We’re delighted to announce the release of textrecipes 0.0.1 on CRAN. textrecipes implements a collection of new steps for the recipes package to deal with text preprocessing. textrecipes is still in early development so any and all feedback is highly appreciated.
You can install it by running:
install.packages("textrecipes")
New steps
The steps introduced here can be split into 3 types, those that:
- convert from characters to list-columns and vice versa,
- modify the elements in list-columns, and
- convert list-columns to numerics.
This allows for greater flexibility in the preprocessing tasks that can be done while staying inside the recipes framework. This also prevents having a single step with many arguments.
Workflows
First we start by creating a
recipe
object from the original data.
data("okc_text")
rec_obj <- recipe(~ ., okc_text)
rec_obj
#> Data Recipe
#>
#> Inputs:
#>
#> role #variables
#> predictor 10
The workflow in textrecipes so far starts with
step_tokenize()
, followed by a combination of type-1 and type-2 steps ending with a type-3 step.
step_tokenize()
wraps the
tokenizers package for tokenization, but other tokenization functions can be utilized using the custom_token
argument.
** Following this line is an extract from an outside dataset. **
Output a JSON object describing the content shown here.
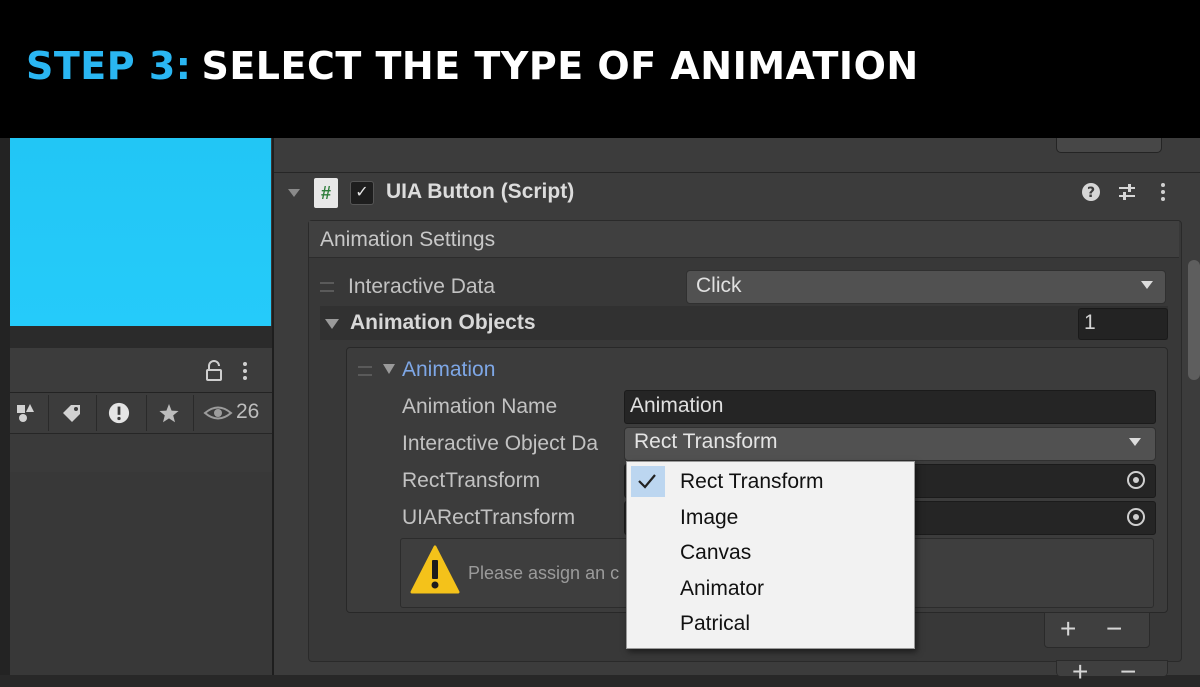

More information concerning arguments can be found in the documentation. The shortest possible recipes are step_tokenize()
directly followed by a type-3 step.
### Feature hashing done on word tokens
rec_obj %>%
step_tokenize(essay0) %>% # token argument defaults to "words"
step_texthash(essay0)
#> Data Recipe
#>
#> Inputs:
#>
#> role #variables
#> predictor 10
#>
#> Operations:
#>
#> Tokenization for essay0
#> Feature hashing with essay0
### Counting chacter occurrences
rec_obj %>%
step_tokenize(essay0, token = "character") %>%
step_tf(essay0)
#> Data Recipe
#>
#> Inputs:
#>
#> role #variables
#> predictor 10
#>
#> Operations:
#>
#> Tokenization for essay0
#> Term frequency with essay0
If one wanted to calculate the word count of the top 100 most frequently used words after stemming is performed, type-2 steps are needed. Here we use
step_stem()
to perform stemming using the
SnowballC package and
step_tokenfilter()
to keep only the 100 most frequent tokens.
rec_obj %>%
step_tokenize(essay0) %>%
step_stem(essay0) %>%
step_tokenfilter(essay0, max_tokens = 100) %>%
step_tf(essay0)
#> Data Recipe
#>
#> Inputs:
#>
#> role #variables
#> predictor 10
#>
#> Operations:
#>
#> Tokenization for essay0
#> Stemming for essay0
#> Text filtering for essay0
#> Term frequency with essay0
For more combinations, please consult the documentation and the vignette, which includes recipe examples.
Acknowledgements
A big thank you goes out to the 6 people who contributed to this release: @ClaytonJY, @DavisVaughan, @EmilHvitfeldt, @jwijffels, @kanishkamisra, and @topepo.